Pour l’heure, Sylvain HUET revient sur cette 7ème édition, des difficultés rencontrées et de la situation du saké en France.
L’an dernier nous avons été obligés de décaler mais ce n’était pas non plus gagné pour cette année ! (…) Ce qui était compliqué c’était de savoir si les producteurs et les régions pourraient venir. Or le Salon du Saké ne reçoit aucune subvention que ce soit par le gouvernement japonais ou par le gouvernement français. Il est entièrement autofinancé, ce qui signifie que ce sont les exposants qui permettent la tenue de cet évènement. Et s’il n’y a pas suffisamment d’exposants, il ne peut y avoir de contenu assez intéressant. Finalement, l’équilibre s’est fait. Et cette année on a eu la chance d’avoir 4 préfectures dont une pour la première fois. Hokkaido, Saga, Hiroshima et donc la première participation d’Okayama. Ce qui a agréablement surpris les exposants c’est que le visitorat est venu en nombre ce week-end, notamment les professionnels. Tant que les exposants n’avaient parfois pas suffisamment de saké à faire découvrir, ce qui veut dire qu’on a reçu plus de monde que ce qu’on imaginait ! Et quand les exposants sont contents, je suis content.

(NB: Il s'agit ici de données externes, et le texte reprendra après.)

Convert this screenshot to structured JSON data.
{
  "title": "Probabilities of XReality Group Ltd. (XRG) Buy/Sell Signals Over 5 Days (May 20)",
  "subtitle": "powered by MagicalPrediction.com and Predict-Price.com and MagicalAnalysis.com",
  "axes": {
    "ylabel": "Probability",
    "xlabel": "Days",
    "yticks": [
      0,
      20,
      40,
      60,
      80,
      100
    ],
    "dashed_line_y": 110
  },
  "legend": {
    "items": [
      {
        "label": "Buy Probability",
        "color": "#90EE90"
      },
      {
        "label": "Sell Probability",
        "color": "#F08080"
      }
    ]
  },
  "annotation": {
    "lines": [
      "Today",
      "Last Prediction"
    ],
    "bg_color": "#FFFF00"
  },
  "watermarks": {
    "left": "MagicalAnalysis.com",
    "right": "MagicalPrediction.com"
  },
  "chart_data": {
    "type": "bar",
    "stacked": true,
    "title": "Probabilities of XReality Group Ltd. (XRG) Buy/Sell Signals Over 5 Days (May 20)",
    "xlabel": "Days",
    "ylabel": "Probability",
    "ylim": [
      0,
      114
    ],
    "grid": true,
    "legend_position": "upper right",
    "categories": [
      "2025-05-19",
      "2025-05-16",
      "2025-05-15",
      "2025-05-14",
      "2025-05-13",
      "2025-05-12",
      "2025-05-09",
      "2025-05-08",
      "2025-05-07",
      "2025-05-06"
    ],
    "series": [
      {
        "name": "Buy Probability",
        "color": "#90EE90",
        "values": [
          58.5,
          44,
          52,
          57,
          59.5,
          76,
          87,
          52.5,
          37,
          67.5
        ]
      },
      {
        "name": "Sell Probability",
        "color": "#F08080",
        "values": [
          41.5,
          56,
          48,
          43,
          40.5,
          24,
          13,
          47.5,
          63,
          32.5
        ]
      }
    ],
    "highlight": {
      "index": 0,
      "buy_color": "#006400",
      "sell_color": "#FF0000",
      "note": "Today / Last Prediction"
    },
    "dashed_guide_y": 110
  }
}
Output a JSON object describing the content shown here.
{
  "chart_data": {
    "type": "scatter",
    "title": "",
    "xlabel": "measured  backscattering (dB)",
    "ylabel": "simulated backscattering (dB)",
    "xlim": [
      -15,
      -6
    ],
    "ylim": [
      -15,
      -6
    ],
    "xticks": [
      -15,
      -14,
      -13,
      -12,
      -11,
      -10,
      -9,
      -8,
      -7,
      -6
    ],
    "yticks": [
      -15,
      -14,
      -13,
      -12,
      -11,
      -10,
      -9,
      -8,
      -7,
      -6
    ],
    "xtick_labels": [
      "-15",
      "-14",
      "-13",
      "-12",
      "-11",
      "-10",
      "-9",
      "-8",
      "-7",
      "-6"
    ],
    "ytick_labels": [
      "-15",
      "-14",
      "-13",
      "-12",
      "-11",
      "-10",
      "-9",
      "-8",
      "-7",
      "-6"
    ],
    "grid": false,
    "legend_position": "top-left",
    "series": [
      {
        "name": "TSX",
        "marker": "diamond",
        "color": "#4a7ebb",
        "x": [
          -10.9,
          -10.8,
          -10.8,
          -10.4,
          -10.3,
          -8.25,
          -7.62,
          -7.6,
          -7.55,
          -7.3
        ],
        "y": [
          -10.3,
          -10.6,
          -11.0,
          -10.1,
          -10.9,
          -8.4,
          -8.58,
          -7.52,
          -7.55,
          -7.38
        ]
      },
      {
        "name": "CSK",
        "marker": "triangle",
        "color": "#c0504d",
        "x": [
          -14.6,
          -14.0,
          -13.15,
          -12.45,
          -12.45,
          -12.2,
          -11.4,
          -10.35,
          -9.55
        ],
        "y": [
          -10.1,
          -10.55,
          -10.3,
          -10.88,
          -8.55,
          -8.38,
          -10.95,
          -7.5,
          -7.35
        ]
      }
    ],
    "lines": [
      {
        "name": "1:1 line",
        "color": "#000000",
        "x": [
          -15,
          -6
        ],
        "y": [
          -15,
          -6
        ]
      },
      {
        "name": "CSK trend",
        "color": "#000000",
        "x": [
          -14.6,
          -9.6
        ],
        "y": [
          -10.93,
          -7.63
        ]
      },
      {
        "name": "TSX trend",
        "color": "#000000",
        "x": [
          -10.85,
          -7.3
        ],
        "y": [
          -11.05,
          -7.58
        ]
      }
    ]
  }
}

Il y a donc un effet post confinement, avec une demande des consommateurs comme des professionnels. Mais quelles sont les conséquences de la pandémie sur le marché du saké en France ?
Le marché du saké s’est comporté comme beaucoup de marchés. Si on regarde sur un laps de temps court c’est une période difficile à passer. Malheureusement les plus fragiles sont ceux qui ont le plus de difficultés parce qu’en fait, une fois que l’activité a pu reprendre, il y a eu de gros rattrapage et donc de bonnes commandes, parfois même du niveau de 2019. Le problème c’est que la situation mondiale continue d’évoluer et la pandémie a beaucoup de répercussion, sur tout ce qui touche aux transports par exemple. Les transports aériens, je pense que beaucoup de particuliers en ont conscience. Aussi le transport maritime est affecté, avec énormément de bateaux bloqués en Chine et aux Etats-Unis. Ce type de transport est le moins cher or j’ai entendu que les prix ont augmenté et donc le saké peut être difficile à faire venir et surtout les bateaux ne sont pas disponibles. Donc il peut y avoir un problème de stock, mais c’est un souci à court terme.
Sylvain HUET
Un autre secteur lié au saké est terriblement affecté, et c’est quelque chose qui avait été promu ces dernières années au Salon du Saké, c’est le saké tourisme où les voyageurs peuvent visiter des régions méconnues ou connues du Japon à travers la découverte de saké et ses producteurs. Or avec la fermeture des frontières japonaises toujours en vigueur, c’est clairement impossible. Un regret pour Sylvain HUET pour qui le saké tourisme est
une manière magnifique de découvrir ou redécouvrir le Japon, y compris des régions qu’on connait déjà. On sort des sentiers touristiques habituels. Un atout (…) même s’il manque encore les infrastructures pour accueillir les publics dans certaines régions. Pour moi c’est une manière de se redécouvrir, quand ce n’est pas du tourisme de masse, c’est une invitation de découvrir son individualité et ce qu’on a en commun dans l’échange.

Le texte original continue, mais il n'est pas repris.